Todos hemos vivido situaciones en las que damos demasiadas vueltas antes de decidir o actuar. Unas veces nos perdemos en la famosa parálisis por el análisis al considerar infinitas alternativas. Otras, es el miedo a las consecuencias de una actuación errónea el que nos bloquea. Otras tantas, buscamos el consenso involucrando a terceros y, en todo caso, nos aseguramos de contar con el empowerment suficiente, es decir, la delegación que nos atribuye la competencia para obrar. El caso es que las cosas no suceden o llegan con demasiado retraso, después de recorrer un bucle carente de valor.
La línea que separa las decisiones autónomas que nos competen de aquéllas que necesitan aprobación previa es a menudo delgada y difusa. En esa frontera encuentra sentido la frase citada; mejor pedir disculpas por haber tomado una iniciativa sin consultar, que pedir permiso para cada paso que damos. Ir más allá de lo que se espera de nosotros es una característica propia de los mejores ejecutivos, que resulta poco compatible con una actitud permanente de pretender estar cubierto por arriba en todos nuestros movimientos.
Lo anterior requiere que los directivos sientan de verdad que tienen libertad para actuar. Para ello, las culturas empresariales han de ser más permisivas y tolerantes con el posible error de quienes toman la iniciativa. Los reproches más graves deberían serlo por omisión, más que por acción desacertada. El pecado de inacción o indecisión es de los más graves en un directivo. Antes se promocionaba a quienes tenían mayor expertise, quienes acumulaban sabiduría como algo valioso en sí mismo y diferenciador. Esto era muy evidente en empresas de alto componente técnico. Hoy, el conocimiento es una commodity, una mercancía universal y fácilmente accesible, incluso gratuitamente en muchos casos. En las empresas, el saber que importa es el saber para hacer. De nada sirve el conocimiento si no se pone en acción.

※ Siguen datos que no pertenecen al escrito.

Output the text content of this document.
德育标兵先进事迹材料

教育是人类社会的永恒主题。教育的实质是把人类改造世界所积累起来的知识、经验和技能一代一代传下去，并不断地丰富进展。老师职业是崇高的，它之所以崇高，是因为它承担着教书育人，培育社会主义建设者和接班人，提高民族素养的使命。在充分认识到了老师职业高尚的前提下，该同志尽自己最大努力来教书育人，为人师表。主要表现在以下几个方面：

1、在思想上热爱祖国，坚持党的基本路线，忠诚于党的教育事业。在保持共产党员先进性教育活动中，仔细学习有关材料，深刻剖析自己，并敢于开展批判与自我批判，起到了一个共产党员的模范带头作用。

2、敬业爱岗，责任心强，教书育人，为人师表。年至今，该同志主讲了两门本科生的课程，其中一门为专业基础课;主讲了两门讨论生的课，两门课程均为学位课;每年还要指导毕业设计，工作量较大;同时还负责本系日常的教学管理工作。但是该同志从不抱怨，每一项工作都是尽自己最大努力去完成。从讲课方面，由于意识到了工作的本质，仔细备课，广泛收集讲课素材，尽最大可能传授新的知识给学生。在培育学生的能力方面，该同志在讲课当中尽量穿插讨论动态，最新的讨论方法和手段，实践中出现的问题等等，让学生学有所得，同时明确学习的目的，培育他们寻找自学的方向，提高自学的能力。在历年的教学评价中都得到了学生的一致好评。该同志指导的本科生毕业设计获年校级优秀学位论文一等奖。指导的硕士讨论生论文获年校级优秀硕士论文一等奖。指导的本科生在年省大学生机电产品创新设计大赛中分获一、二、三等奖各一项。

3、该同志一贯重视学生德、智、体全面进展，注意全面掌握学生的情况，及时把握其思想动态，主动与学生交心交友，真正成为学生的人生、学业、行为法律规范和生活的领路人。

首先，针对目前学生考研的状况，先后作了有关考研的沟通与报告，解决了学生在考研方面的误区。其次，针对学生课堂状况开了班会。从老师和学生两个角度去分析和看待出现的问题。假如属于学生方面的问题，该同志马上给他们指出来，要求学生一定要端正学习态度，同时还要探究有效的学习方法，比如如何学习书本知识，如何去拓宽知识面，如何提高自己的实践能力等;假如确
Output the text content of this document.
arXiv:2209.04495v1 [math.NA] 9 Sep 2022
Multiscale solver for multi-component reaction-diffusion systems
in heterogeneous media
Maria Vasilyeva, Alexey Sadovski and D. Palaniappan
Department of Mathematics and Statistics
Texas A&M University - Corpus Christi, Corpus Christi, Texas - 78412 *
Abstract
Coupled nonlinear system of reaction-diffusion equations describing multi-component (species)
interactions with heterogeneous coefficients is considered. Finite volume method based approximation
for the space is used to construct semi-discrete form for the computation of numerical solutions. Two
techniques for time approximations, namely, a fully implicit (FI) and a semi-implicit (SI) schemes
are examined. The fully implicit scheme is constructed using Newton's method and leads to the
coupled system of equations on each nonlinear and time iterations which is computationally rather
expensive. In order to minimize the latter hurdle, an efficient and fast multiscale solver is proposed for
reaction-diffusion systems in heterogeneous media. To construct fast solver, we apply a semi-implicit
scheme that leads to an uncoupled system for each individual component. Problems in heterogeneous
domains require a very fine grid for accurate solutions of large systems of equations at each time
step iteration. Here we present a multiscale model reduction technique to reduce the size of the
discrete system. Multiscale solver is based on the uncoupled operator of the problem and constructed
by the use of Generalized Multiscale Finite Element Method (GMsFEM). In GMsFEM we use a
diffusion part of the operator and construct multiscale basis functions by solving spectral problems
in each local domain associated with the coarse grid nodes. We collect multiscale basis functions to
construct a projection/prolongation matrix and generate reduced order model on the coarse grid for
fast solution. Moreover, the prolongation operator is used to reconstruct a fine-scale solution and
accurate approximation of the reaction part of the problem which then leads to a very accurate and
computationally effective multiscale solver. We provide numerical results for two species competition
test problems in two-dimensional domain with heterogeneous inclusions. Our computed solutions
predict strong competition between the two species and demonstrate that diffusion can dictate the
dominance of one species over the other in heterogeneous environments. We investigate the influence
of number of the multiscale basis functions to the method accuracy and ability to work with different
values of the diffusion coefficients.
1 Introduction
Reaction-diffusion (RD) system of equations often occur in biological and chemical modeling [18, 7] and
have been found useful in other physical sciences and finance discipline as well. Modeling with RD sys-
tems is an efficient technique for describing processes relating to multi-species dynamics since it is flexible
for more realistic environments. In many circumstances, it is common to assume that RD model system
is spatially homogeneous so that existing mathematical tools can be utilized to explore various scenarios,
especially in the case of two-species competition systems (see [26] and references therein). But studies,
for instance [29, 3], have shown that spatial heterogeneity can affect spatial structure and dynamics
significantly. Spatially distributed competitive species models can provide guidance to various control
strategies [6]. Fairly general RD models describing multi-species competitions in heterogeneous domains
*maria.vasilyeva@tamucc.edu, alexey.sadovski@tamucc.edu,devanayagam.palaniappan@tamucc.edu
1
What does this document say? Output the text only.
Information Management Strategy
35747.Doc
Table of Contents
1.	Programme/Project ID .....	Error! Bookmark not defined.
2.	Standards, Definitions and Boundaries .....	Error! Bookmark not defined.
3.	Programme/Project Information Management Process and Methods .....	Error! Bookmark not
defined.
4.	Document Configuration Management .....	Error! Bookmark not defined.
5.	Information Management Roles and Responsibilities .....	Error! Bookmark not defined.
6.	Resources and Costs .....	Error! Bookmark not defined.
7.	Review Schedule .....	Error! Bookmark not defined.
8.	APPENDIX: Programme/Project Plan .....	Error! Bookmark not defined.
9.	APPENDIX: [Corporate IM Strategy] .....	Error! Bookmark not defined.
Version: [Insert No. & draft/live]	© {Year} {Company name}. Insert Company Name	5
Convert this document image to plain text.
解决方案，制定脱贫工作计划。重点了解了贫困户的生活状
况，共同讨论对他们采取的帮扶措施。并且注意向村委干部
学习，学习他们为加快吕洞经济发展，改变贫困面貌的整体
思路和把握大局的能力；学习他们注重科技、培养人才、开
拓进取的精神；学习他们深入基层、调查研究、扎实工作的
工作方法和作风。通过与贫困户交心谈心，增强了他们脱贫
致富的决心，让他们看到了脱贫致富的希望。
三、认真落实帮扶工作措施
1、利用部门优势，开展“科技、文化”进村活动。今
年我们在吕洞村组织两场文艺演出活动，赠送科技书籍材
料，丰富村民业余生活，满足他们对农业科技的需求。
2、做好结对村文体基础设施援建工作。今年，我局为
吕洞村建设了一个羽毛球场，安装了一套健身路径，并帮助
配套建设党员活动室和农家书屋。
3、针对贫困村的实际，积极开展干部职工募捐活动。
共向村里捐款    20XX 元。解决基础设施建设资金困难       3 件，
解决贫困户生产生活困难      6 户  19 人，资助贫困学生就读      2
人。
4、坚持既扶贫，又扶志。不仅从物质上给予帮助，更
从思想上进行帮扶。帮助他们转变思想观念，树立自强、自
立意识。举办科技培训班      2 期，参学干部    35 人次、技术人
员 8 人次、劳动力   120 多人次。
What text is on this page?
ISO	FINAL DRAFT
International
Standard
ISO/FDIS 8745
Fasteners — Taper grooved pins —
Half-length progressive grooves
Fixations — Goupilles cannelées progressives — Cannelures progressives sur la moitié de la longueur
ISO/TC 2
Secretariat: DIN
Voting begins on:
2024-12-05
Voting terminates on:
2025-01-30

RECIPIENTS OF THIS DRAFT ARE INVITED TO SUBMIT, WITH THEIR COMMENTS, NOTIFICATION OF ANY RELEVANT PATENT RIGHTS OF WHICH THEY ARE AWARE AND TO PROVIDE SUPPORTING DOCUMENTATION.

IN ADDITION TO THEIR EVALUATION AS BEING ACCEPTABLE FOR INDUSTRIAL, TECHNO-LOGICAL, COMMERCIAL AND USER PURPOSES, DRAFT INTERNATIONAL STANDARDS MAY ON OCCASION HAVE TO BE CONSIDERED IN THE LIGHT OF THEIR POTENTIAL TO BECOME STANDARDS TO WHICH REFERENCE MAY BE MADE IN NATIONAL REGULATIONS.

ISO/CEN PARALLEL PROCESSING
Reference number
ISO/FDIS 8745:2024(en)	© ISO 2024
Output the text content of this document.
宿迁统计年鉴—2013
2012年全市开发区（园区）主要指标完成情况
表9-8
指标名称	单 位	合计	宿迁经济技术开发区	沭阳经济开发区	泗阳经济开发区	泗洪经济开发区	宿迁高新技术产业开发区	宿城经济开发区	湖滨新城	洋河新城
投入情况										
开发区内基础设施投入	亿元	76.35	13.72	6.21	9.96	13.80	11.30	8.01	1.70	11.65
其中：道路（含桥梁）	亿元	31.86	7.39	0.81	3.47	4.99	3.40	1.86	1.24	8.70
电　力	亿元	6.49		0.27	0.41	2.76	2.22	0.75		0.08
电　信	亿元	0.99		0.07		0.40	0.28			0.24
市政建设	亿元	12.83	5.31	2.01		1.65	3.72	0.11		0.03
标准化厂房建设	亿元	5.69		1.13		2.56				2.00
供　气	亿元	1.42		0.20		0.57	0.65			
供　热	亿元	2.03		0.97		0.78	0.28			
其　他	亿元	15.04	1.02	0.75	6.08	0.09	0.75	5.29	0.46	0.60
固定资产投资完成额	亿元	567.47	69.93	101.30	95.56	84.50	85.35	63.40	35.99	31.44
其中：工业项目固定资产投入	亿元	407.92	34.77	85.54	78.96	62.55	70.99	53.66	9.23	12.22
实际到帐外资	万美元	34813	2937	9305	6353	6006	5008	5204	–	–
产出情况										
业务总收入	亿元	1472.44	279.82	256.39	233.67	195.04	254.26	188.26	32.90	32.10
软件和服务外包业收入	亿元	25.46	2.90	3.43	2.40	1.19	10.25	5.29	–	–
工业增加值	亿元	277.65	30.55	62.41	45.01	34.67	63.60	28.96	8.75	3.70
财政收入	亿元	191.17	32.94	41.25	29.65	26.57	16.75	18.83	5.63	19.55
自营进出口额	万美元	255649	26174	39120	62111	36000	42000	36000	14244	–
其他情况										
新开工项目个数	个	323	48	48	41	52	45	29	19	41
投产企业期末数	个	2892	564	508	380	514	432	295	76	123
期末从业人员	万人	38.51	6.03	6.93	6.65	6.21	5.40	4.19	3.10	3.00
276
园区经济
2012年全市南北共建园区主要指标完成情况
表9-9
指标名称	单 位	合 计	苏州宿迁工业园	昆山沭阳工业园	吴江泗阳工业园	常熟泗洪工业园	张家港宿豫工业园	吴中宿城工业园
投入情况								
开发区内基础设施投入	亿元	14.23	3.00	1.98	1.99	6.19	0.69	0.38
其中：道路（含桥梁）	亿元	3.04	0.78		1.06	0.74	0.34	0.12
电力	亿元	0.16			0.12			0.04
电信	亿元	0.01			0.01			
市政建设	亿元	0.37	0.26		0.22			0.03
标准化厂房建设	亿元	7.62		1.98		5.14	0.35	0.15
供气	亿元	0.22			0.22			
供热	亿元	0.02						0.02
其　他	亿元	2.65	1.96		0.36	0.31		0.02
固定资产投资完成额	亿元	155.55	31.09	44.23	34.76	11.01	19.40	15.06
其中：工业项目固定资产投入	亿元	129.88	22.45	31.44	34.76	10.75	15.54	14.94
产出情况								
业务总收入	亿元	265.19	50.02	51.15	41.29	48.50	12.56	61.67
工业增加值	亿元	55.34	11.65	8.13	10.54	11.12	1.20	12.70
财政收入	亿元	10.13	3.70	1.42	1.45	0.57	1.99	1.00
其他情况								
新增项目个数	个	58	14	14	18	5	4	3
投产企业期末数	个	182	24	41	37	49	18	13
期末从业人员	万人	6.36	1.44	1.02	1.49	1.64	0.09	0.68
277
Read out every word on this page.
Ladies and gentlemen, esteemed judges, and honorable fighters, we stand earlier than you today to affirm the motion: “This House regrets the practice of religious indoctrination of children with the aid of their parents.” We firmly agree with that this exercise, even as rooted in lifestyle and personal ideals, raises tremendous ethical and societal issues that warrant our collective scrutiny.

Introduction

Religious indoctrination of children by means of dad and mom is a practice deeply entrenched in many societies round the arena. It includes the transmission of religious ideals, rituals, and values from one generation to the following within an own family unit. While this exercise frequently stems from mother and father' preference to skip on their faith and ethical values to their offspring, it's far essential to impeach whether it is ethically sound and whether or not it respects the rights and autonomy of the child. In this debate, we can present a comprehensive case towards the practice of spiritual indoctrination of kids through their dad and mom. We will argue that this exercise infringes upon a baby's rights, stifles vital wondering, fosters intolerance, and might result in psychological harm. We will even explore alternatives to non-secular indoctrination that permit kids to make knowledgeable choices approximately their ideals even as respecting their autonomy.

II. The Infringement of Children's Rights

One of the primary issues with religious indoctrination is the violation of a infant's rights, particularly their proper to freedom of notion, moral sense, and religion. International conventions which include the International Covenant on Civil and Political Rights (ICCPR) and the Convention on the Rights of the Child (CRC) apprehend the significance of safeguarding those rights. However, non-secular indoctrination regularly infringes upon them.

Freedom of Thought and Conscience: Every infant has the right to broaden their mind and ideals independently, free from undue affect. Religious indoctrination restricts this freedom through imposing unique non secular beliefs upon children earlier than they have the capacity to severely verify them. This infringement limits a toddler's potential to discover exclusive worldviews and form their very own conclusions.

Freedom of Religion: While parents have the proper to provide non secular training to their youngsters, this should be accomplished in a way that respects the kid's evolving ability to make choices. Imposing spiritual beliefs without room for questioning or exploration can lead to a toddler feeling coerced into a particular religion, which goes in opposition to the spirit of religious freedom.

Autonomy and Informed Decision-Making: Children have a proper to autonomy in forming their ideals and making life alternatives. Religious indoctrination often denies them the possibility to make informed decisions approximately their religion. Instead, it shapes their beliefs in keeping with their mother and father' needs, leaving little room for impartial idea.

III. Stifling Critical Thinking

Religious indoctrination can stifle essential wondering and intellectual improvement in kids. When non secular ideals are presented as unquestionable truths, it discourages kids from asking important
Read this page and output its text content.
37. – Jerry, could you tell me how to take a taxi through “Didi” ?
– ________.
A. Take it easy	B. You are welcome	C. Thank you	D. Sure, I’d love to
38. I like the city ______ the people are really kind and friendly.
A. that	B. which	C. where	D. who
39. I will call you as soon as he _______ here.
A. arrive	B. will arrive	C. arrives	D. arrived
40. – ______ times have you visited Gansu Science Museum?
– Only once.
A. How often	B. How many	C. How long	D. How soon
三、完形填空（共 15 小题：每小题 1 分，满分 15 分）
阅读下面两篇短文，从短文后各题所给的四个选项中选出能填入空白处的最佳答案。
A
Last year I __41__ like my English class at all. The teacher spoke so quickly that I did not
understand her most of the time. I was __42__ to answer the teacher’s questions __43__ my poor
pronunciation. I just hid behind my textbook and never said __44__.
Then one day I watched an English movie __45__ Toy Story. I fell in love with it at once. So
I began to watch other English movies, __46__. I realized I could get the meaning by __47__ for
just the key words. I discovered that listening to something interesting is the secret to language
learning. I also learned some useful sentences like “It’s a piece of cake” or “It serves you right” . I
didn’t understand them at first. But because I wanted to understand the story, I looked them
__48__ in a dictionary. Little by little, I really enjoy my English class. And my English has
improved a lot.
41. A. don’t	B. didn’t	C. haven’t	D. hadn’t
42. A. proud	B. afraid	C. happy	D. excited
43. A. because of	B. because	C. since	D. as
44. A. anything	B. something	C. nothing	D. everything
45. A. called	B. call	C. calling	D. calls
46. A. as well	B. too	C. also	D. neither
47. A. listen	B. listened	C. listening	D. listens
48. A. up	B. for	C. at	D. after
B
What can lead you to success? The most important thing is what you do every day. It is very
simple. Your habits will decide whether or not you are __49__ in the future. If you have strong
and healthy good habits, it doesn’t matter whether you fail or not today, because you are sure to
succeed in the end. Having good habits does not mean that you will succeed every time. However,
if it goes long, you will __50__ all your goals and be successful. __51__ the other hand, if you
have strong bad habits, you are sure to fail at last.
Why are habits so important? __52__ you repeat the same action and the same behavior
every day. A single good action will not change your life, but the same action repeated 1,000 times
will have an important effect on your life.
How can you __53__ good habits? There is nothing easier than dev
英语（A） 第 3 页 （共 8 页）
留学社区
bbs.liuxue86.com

Revise cómo es la cultura y el proceso de toma de decisiones en su empresa. ¿Se fomenta realmente la iniciativa y la decisión en los colaboradores? Si no es así, mire hacia arriba y vea cómo puede influir para cambiar las cosas. Pero no olvide mirar también hacia abajo, hacia su equipo. ¿Prefiere también gente a su lado que pida disculpas en lugar de pedir permiso? Piénselo. Deje que el talento que le rodea se ponga en acción, no les frene. Seguro que eso les hará crecer y madurar. Y el fruto llegará en forma de resultados, no le quepa duda.